A group rotated to the modernism period. Professor Jerry Ringe performed an abstract jazz clarinet solo Igor Stravinsky composed. The notes were fleeting, flying and sharp, resonating throughout room. This era featured innovative and unconventional sounds and techniques. In an improvised section of her piece, cellist and music instructor Kourtney Newton, drew her bow across the strings of her cello in a circle, rather than horizontal, creating a unique texture to her notes.
Schimpf recalled Newton’s previous performances for the event where she also experimented with technique and sound.

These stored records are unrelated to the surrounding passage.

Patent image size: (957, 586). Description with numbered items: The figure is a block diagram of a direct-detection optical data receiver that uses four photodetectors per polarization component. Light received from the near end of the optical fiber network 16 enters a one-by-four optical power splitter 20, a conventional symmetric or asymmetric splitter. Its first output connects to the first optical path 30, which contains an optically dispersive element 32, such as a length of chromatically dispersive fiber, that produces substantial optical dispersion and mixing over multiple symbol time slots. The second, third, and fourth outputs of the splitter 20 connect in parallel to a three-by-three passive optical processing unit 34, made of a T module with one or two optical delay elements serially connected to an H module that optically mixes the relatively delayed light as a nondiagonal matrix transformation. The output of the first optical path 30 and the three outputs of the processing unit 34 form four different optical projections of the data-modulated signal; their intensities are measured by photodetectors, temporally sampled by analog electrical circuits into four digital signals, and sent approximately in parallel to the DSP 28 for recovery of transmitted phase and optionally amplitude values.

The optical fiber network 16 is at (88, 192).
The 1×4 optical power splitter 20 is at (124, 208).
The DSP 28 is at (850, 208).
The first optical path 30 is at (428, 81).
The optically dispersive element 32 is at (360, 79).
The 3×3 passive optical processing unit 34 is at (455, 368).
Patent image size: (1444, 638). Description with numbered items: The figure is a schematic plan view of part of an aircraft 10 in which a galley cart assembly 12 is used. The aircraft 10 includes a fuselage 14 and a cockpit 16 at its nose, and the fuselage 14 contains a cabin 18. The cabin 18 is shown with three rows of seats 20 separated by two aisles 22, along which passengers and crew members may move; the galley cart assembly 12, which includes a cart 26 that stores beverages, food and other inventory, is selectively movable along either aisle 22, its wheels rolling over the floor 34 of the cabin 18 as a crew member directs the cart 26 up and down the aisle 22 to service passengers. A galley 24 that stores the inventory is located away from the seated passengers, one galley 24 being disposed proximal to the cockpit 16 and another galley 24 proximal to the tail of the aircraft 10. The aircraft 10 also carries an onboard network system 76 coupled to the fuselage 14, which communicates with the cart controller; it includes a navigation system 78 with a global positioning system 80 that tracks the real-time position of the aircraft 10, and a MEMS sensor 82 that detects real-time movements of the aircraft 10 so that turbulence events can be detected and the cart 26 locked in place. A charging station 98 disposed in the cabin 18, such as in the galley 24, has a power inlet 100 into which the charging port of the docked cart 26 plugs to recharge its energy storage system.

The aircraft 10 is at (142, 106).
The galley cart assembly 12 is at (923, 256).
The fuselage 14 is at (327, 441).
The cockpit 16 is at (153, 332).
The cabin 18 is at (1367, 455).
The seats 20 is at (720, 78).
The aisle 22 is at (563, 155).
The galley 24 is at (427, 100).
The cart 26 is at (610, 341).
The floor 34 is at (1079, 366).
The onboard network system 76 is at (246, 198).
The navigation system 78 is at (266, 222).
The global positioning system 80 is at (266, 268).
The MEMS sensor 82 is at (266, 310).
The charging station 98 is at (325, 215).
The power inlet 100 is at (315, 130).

“She played a piece for cello and kick drum,” Schimpf said. “And last semester, she was playing the cello, and all of a sudden, she started singing. I was like, ‘All right, she’s singing!’ It was really cool.”
The audience was led to another room. There was a quiet anticipation broken by a flurry of chords as instructor Taeyu Kwon flew her fingers across the keys of the piano. Blue, bedazzled heels pumped the pedals, face buried in concentration as she played through the entirety of the romantic era pieces.
Kwon accompanied a string bass, euphonium and a vocalist. Each performance expressed the dramatic harmonies that characterize the era.
This was Rennie’s favorite room. He was taken aback by the beauty of the first piece, “Widmung,” and liked how the era began to embrace imperfections and ignore the rules set by the classical era.
“It was something about the tension building and then just breaking, like it kept fighting. The piano kept fighting the tension,” he said.
Senn hadn’t seen an orchestra since middle school. He was surprised by what difference seeing professionals perform live can make. He credited Kwon and the cellist in the classical era, Tsun Kwok, to putting their whole heart into their performances. The instructor’s dedication and vigor is what left the biggest impact on him.
“It’s not really the sheet that makes the music, it’s the person,” Senn said. “These musicians, you could tell they were passionate about what they were making and that reaches me.”